Very few would invest the time, energy and resources required to do something that has already been done well. Reinvent the wheel. Build a better mousetrap. Write a marching band field show. Wait! Surely there is still room for creativity and originality in the vast arena of field shows. Indeed, as long as there is music to be played, there is opportunity for individual expression. But how does a director find that new sound or write a wildly fresh and creative drill year after year?
Show creation and drill design can be drawn from at least three sources. A director may write his/her own show, (and financially subsidize Starbucks with the amount of coffee consumed in the late night hours of summer vacation as he/she attempts to sound the depths of their creative reservoir). A director may hire others with specialized skills and expertise to put together the project for his/her organization. Finally, a director may obtain a pre-designed show which allows him/her to use the product "as is" or tailor it according to his/her own ability and whatever resources that may be available.
Coming up with new and fresh ideas can be exciting for many directors and often proves to be a powerful incentive for writing a show. Because of declining budgets and reduced staff, writing your own drill is now a common choice for its financial benefits. With this decision also comes the inherent ability to determine your end product. You hold the reigns to the design, direction and just about every other aspect of your production.
What could be the downside? Writing a show is no easy task. The time, energy, and focus needed to transfer an idea from the visionary screen in your mind to the marching field takes knowledge, patience and a significant degree of expertise. Most of us do not have the concentrated time to focus on this with all the other issues of life clamoring for attention. Even someone with the time, creativity and talent must look for inspiration from others or incorporate a new approach from time to time to keep the active juices flowing.
This is when others may be called upon to assist with the creation of a field show. Help may range from one or two assistants at band camp all the way to hiring music arrangers and drill writers to put it together. Incorporating the expertise of others often raises the bar and allows for the production of a better show, while still providing the director with some creative control. This option also paves the way for a unique product and one-of-a-kind presentation.
Though a team of creative and knowledgeable people may take you "over the top" with a wide array of possibilities, you must also realize you may be at the mercy of these individuals. They may not always have the credentials or experience you anticipate. They may not follow through and meet your timeline or quality expectations. They also will be much more expensive than any other option available. In addition, a number of legal and technical requirements, such as copyright permissions, may still be an issue. Though the dangers and price of a "one man show" are significant, delegating the design and production of your show to others may not always bring optimally desired results either.
Is there another option? Purchasing a pre-designed show may be the ultimate choice for those directors feeling constrained by their own limitations of time, money and ability. Even those who might have the resources to incorporate the talents of others often find a pre-designed show to be a terrific launching pad for a unique and exciting show. A pre-designed field show is relatively inexpensive and includes all the necessary ingredients for a cohesive and workable presentation. If a well-researched and solid product is selected, the director can relax in the confidence that he has a quality, proven show to present to his organization and audience.

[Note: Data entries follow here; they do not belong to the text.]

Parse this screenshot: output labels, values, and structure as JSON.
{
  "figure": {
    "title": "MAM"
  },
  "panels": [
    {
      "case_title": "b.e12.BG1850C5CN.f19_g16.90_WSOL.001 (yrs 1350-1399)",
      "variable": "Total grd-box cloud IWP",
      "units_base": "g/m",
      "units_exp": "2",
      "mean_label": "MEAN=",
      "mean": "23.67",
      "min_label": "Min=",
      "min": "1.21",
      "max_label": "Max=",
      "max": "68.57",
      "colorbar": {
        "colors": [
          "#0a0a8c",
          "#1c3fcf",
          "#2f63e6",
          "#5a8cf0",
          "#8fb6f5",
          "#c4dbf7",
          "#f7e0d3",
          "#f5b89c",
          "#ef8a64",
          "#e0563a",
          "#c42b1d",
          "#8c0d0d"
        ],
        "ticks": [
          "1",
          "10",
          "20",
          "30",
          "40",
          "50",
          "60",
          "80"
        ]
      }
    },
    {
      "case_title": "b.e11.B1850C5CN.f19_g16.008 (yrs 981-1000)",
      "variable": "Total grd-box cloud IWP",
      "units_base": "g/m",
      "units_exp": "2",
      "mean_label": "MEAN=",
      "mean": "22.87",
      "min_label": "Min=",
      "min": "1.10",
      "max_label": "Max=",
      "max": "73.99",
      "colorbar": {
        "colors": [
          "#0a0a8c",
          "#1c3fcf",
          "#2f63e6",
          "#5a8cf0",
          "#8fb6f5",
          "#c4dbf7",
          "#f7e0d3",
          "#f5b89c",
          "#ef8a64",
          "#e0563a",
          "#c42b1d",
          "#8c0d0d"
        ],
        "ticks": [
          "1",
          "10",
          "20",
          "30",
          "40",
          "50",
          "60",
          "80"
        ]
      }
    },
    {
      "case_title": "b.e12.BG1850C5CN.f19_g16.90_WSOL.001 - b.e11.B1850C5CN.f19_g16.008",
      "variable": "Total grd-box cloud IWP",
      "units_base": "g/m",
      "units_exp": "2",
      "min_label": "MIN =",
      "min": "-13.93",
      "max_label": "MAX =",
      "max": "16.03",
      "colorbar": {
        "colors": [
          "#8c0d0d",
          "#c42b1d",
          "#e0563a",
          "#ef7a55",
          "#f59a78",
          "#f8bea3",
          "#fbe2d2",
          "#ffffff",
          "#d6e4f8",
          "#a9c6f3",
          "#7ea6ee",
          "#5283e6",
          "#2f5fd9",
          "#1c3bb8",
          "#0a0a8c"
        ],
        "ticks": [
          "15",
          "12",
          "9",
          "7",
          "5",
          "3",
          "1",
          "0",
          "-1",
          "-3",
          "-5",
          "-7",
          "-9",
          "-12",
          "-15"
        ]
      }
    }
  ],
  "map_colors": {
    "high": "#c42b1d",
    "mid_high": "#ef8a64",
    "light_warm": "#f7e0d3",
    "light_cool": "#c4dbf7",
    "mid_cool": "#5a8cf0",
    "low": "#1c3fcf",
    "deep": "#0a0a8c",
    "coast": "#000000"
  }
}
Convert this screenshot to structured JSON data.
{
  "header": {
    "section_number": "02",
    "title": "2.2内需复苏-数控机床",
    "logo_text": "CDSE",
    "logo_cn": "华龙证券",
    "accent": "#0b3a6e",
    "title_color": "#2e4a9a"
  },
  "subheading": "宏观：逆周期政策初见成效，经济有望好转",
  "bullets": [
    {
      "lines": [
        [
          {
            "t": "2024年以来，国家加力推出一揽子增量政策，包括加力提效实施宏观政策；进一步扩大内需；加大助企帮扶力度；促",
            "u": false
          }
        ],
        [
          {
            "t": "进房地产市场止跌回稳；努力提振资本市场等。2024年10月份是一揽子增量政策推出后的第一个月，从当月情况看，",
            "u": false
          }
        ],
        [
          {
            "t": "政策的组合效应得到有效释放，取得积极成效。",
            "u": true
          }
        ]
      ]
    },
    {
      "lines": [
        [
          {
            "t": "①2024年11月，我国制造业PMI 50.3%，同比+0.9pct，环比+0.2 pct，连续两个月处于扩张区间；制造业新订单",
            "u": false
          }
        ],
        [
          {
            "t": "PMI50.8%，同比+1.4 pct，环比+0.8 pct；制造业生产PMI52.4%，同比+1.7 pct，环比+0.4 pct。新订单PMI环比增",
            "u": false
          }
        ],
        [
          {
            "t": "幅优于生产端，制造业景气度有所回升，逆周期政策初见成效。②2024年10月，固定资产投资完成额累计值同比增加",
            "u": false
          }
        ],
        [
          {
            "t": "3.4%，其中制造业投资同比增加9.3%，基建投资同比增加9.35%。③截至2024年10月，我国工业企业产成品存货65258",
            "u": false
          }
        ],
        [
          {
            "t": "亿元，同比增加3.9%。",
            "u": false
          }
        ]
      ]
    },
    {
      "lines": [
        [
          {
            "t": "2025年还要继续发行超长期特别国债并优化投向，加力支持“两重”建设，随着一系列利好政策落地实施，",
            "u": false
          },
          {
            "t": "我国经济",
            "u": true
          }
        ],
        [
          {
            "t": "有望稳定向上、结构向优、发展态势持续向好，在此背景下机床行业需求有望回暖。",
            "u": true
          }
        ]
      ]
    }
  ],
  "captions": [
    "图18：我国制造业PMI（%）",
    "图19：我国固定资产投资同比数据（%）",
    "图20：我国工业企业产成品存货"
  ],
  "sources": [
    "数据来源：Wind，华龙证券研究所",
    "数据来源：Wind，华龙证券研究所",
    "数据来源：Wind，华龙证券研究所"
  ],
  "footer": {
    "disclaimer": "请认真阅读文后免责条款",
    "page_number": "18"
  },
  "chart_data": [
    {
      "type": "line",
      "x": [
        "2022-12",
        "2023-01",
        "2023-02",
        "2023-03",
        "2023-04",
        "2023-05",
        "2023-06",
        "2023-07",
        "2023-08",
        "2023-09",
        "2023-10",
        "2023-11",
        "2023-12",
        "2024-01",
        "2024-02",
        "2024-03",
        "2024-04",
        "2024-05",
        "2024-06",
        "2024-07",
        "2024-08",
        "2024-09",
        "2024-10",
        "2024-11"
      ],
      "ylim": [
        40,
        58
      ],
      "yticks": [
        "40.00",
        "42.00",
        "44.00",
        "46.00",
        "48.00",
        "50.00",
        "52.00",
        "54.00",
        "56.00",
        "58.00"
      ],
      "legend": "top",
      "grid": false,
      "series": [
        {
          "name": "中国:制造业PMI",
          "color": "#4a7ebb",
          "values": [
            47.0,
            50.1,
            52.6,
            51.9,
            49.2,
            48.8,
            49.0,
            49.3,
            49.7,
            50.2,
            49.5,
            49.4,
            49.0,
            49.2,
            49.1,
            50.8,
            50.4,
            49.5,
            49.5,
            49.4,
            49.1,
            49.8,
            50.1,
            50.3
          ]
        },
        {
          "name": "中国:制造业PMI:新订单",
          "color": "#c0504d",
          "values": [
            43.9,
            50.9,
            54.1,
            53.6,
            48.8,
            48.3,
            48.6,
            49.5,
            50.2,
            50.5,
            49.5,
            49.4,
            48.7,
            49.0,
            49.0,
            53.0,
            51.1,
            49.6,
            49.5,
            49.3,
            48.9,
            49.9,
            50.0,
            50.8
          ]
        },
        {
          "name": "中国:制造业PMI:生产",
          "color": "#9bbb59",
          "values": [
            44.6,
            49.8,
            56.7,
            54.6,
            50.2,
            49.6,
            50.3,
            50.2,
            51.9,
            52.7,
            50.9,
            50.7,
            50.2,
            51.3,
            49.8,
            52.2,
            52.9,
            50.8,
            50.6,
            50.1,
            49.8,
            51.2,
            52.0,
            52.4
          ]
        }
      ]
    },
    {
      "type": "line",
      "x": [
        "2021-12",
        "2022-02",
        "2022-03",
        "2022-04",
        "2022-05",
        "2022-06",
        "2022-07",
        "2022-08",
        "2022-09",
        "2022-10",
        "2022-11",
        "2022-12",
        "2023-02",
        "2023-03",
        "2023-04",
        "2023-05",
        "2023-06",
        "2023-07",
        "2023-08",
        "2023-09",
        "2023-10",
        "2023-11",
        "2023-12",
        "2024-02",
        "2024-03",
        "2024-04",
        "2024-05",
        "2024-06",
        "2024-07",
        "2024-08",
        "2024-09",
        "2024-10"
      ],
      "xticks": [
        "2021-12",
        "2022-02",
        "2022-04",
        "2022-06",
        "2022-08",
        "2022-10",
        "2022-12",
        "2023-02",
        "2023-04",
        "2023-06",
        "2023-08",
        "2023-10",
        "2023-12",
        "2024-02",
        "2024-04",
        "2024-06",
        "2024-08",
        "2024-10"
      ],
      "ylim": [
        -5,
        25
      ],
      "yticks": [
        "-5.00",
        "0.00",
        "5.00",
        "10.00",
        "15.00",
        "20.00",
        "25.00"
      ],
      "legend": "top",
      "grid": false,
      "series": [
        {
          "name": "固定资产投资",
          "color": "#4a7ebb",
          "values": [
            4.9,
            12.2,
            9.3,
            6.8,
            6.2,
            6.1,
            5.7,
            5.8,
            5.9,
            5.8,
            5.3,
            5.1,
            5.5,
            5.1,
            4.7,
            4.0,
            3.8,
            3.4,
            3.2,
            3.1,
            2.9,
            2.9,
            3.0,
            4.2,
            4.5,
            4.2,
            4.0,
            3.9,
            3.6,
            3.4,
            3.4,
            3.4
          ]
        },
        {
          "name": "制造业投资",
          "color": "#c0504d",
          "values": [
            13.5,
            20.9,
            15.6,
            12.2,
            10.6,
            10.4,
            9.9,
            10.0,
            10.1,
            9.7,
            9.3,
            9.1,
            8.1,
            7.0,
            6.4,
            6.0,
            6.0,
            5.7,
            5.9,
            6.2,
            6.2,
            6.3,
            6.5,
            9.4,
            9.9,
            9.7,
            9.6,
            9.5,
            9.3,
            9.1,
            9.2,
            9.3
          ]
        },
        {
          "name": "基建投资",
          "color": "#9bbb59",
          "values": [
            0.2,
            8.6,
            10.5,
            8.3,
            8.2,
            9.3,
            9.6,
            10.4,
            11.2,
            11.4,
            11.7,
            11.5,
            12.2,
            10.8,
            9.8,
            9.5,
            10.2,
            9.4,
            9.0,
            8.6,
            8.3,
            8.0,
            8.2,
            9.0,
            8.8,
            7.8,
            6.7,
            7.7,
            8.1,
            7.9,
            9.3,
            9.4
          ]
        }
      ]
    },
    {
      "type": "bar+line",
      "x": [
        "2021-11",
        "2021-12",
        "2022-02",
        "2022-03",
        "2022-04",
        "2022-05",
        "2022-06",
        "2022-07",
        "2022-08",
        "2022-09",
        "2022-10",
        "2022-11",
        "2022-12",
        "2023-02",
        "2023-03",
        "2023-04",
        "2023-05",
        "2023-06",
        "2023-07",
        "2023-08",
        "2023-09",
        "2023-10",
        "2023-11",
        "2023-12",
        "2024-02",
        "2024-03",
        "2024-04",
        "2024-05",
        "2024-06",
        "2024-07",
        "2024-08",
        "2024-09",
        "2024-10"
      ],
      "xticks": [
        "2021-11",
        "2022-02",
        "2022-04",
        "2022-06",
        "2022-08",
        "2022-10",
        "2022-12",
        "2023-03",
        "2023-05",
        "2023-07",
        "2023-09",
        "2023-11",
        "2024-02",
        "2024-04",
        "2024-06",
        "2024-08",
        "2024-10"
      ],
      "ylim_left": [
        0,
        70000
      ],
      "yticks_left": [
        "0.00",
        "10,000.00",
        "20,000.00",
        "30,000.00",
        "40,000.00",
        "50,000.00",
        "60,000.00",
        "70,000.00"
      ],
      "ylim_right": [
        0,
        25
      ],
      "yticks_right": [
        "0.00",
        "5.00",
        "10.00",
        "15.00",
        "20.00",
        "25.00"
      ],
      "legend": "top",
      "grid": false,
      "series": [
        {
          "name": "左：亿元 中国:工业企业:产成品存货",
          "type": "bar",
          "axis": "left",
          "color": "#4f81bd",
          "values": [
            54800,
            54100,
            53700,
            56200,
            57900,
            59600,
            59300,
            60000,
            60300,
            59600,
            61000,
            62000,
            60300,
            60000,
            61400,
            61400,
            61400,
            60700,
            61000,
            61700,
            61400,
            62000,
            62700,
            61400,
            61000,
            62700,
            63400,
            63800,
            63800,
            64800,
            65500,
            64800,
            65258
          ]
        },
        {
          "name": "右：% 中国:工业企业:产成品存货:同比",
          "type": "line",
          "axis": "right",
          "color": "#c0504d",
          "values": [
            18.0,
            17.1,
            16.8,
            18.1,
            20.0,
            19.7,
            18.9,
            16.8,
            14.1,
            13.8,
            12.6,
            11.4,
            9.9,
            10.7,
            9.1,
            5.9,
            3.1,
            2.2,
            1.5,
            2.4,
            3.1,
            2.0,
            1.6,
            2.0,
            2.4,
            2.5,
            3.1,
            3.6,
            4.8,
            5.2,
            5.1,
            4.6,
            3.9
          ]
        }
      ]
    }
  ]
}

As a launching pad or template, the possibilities of all that can be added to, subtracted from and enhanced in the purchased product are endless. Think of the music as the foundation of the building and the drill as the framework. Though the show would be structurally sound and may be performed successfully "as is," the addition of other elements such as color and decorative treatments are what make the structure unique. The range of possibilities is limited only by the time, money and talent available.
Still, the pre-designed product may restrict the appearance, flow and content of a show. Musical arrangements do not always take into consideration a special instrumentation or star musician. The drill may need to be adapted to your exact requirements. This lack of control over content and design may be overshadowed by the financial and time-saving benefits inherent in a pre-designed show. No longer do you get to band camp worn out from all-night sessions of writing drills. No longer do you have to wonder how many collisions will occur on the field between the trombonists and flutists or when the next section of drill will arrive from the designer. In this case, peace of mind is wonderful and valuable.
A director's priority is teaching and imparting the knowledge, art and passion of music. Time and energy spent on the "other stuff" must enhance and contribute to this learning process or be eliminated as a distraction and detriment to the ultimate goal. Field show preparation is no exception. Choose the option that best serves your priorities, personnel and resources. Finding a workable balance will keep you from going around the mountain again or reinventing the wheel.